‘Jersey City for Bernie’ team says they plan to run freeholder candidates at campaign kickoff


The “Jersey City for Bernie” campaign held an official launch party The Factory on Communipaw Avenue, laying out the Garden State game plan for supporting U.S. Senator Bernie Sanders (D-VT) in the June 2nd presidential primary.

By Mike Montemarano/Hudson County View

Bernie for JC Campaign Vice Chair Barry Brendel said that while he sees Sanders as the only candidate that can “somehow pull through” Super Tuesday on March 28, there will likely be a push for a second ballot – including the vote of 750 superdelegates.

Nevertheless, he’s confident in the pool of volunteers working state by state on phone banks, in a campaign which he described as a “national organism.”

“We’re a big pot of delegates, and it will be the last primary prior to the convention in July,” Brendel began.

“New Jersey will be the last thing people remember, and I sincerely doubt it will be over and irrelevant by June. We’re one giant, national organism. Everyone in New Jersey and in this country is an Iowa volunteer right now. If you’re not calling Iowa, you’re calling New Hampshire which is next up. We’ve made five million calls over the past three weeks. I can’t imagine any other campaign has made even 500,000 in that time.”

Additionally, Brendel told supporters there that volunteering to register younger crowds as voters would be crucial to the campaign, as Sander’s favorability weighs very heavily toward those ages 29 and under.

Roger Quesada, a North Bergen native who unsuccessfully ran for a state assembly seat last year, told those in attendance that running on a progressive platform is efficacious, win or lose.

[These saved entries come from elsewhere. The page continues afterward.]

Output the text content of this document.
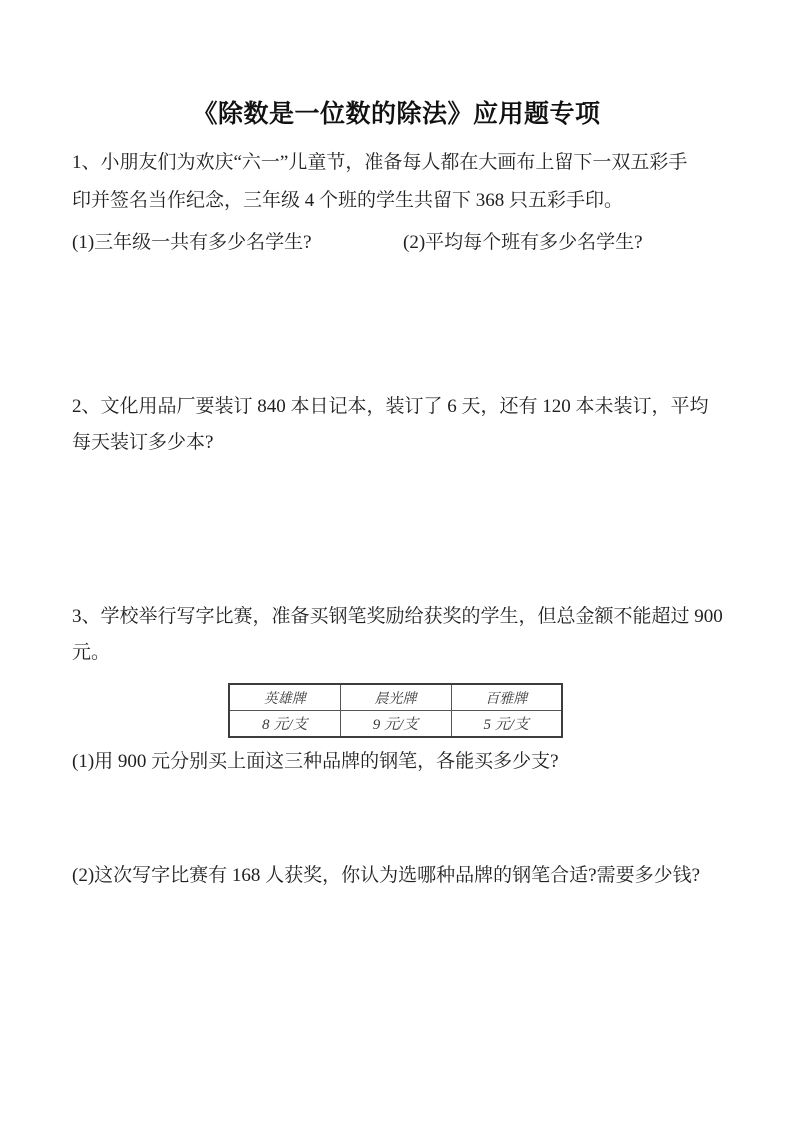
《除数是一位数的除法》应用题专项

1、小朋友们为欢庆“六一”儿童节，准备每人都在大画布上留下一双五彩手

印并签名当作纪念，三年级 4 个班的学生共留下 368 只五彩手印。

(1)三年级一共有多少名学生?	(2)平均每个班有多少名学生?

2、文化用品厂要装订 840 本日记本，装订了 6 天，还有 120 本未装订，平均

每天装订多少本?

3、学校举行写字比赛，准备买钢笔奖励给获奖的学生，但总金额不能超过 900

元。

英雄牌	晨光牌	百雅牌
8 元/支	9 元/支	5 元/支

(1)用 900 元分别买上面这三种品牌的钢笔，各能买多少支?

(2)这次写字比赛有 168 人获奖，你认为选哪种品牌的钢笔合适?需要多少钱?
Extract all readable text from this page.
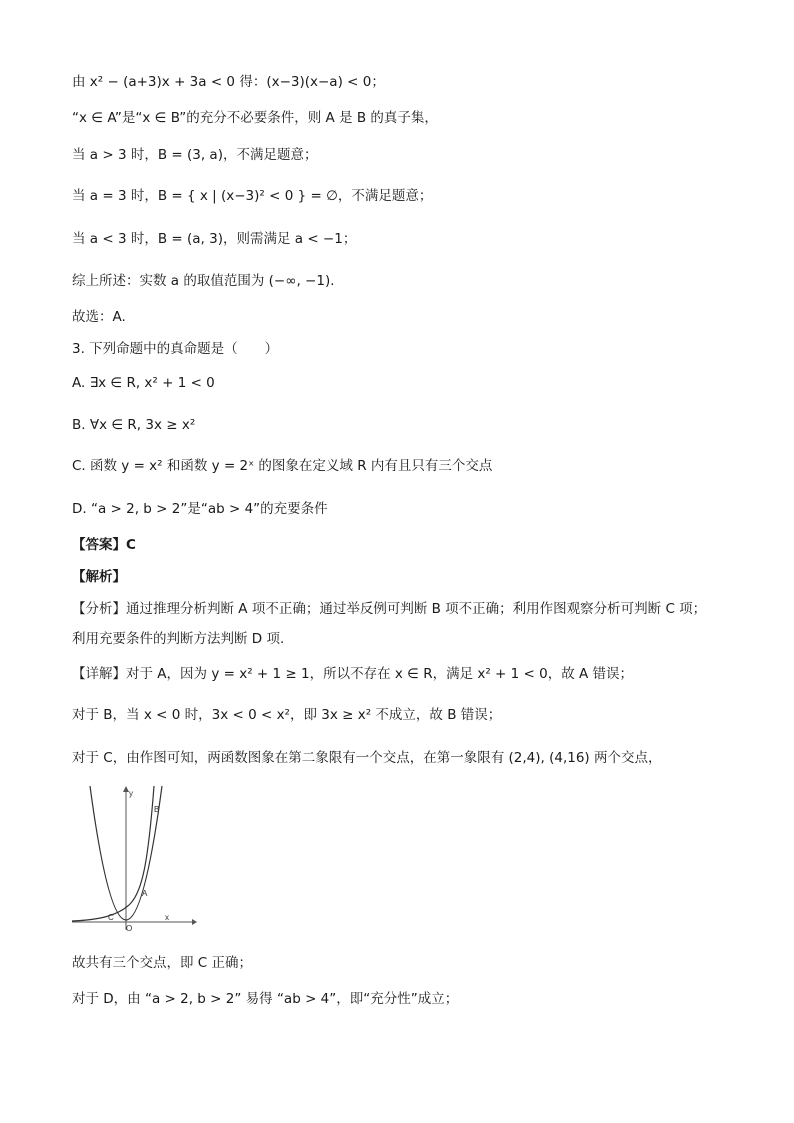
由 x² − (a+3)x + 3a < 0 得：(x−3)(x−a) < 0；
“x ∈ A”是“x ∈ B”的充分不必要条件，则 A 是 B 的真子集，
当 a > 3 时，B = (3, a)，不满足题意；
当 a = 3 时，B = { x | (x−3)² < 0 } = ∅，不满足题意；
当 a < 3 时，B = (a, 3)，则需满足 a < −1；
综上所述：实数 a 的取值范围为 (−∞, −1).
故选：A.
3. 下列命题中的真命题是（　　）
A. ∃x ∈ R, x² + 1 < 0
B. ∀x ∈ R, 3x ≥ x²
C. 函数 y = x² 和函数 y = 2ˣ 的图象在定义域 R 内有且只有三个交点
D. “a > 2, b > 2”是“ab > 4”的充要条件
【答案】C
【解析】
【分析】通过推理分析判断 A 项不正确；通过举反例可判断 B 项不正确；利用作图观察分析可判断 C 项；
利用充要条件的判断方法判断 D 项.
【详解】对于 A，因为 y = x² + 1 ≥ 1，所以不存在 x ∈ R，满足 x² + 1 < 0，故 A 错误；
对于 B，当 x < 0 时，3x < 0 < x²，即 3x ≥ x² 不成立，故 B 错误；
对于 C，由作图可知，两函数图象在第二象限有一个交点，在第一象限有 (2,4), (4,16) 两个交点，
y
x
O
B
A
C
故共有三个交点，即 C 正确；
对于 D，由 “a > 2, b > 2” 易得 “ab > 4”，即“充分性”成立；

He also noted that it’s likely that the Sanders campaign will seek out Hudson County Freeholder candidates to run on their ticket for more optimal ballot placement.

“I was inspired by this movement personally,” Quesada said. “My family came from Cuba in the 1960s and they’re traumatized with ideas of leftism.”What we need to focus on because we do have a generational divide here and drive down that this is about democracy, and the average people getting something out of what they’re putting into the pie.”

“Northern Hudson County is a very difficult place politically to run, but I did it, and I’m not floating in the river, so I feel good about it. Anybody can do it. I didn’t necessarily run to win, but on an environmental platform, which isn’t nubmer one on the agenda of the Latino community. While it wasn’t singlehanded, we helped defeat a power plant in North Bergen which would have raised emissions drastically along with several environmental organizations.”

What to do about Sanders’ positioning on local ballots was another topic of discussion.

Researchers almost unilaterally agree that having a favorable position at the top of the ballot tips the scales to a certain extent in any given election.

“In Jersey, it’s a very complex ballot. Trust me when I say that Bernie could get buried in the bottom right of the ballot unless he gets a U.S. Senate candidate, which we’ve got, along with nine freeholder candidates,” Brendel told HCV.

“So, sign up to be a freeholder, otherwise the clerks have the ability to say ‘we’ve got our presidential candidates up here, and you can be down here on June 2.'”

Larry Hamm, a longtime community activist in Newark and U.S. Senate candidate running on Sanders’ ticket, spoke at length about why he chose to run alongside Sanders.

“Don’t let these folks ‘psycho’ you. Some of you are walking around with long faces, and people at the debate parties look all demoralized. This is psychological propaganda. What do you think the media that’s owned by the billionaires are gonna do, let Bernie Sanders come out a winner on TV? Hell no,” Hamm exclaimed.

“Bernie Sanders is us. He is an activist. He has been in the movement for more than 60 years. I saw a photograph the other day of Bernie Sanders as a student getting arrested for protesting segregated housing in Chicago … We have someone who has been for peace, justice, and equality for more than half a century. This is not a conventional campaign, this is a people’s movement for justice operating in the electoral arena.”

Union leader and Vice Chair to Sanders’ NJ Campaign, Patricia Campos-Medina, said that whether the Hudson County Democratic Organization chooses to have a closed primary or not, Sanders supporters need to count on a movement independent of the local “machine.”